Rural credit cooperatives still have advantages of established networks in rural areas and are playing a greater role in supporting agricultural development. However, their capital adequacy ratio is low, plus a large amount of non-performing loans. Eventually, if they compete with village and township banks in terms of flexible mechanisms and a wider range of business, they are likely to lose.

"It will be unavoidable that some poorly managed rural credit cooperatives will go bankrupt," commented China Business Post, which is sponsored by the Ministry of Finance.

Du Xiaoshan holds that besides rural credit cooperatives, private lending will also be influenced. In recent years, private lending has been active. The fact that legal financial institutions cannot meet the capital demand of rural economic development has resulted in the rapid growth of private lending in rural areas. Usually among family members, acquaintances and friends, private lending does not require mortgages or guarantees. This is more simple and convenient than the complicated procedure of getting banks loans.
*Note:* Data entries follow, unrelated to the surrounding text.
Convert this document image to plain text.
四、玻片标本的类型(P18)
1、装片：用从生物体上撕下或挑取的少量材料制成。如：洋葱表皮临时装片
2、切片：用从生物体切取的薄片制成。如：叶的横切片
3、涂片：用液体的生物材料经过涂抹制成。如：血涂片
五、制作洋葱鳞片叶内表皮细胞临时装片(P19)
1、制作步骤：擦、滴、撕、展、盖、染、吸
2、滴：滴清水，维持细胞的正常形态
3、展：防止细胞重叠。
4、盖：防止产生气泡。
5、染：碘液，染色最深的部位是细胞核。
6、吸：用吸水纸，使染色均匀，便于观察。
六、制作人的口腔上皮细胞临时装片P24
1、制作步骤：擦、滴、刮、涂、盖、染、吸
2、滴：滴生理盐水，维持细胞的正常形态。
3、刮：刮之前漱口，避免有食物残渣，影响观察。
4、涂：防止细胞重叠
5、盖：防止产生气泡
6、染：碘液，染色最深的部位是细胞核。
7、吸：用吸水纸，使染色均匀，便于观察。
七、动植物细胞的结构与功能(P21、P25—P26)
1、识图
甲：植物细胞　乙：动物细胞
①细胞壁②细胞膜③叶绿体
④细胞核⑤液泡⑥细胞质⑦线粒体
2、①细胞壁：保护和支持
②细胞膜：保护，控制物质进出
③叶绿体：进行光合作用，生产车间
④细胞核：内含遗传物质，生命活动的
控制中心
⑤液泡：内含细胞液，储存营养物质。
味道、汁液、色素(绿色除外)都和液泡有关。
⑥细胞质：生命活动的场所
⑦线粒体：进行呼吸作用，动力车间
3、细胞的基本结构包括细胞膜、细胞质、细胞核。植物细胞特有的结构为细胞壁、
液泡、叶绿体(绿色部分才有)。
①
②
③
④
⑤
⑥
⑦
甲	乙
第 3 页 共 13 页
Private lending is hence favored by farmers and small and medium-sized rural enterprises.

A research report by the National Natural Science Foundation shows that in Zhejiang Province, private lending totaled around 140 billion yuan. But, as it lacks government regulation and guidance, private lending tends to interrupt financial order, trigger economic disputes and increase social instability.

"It is quite possible that this capital, once invested in village and township banks, would allow it to be better regulated and help reduce financial instability," Du said.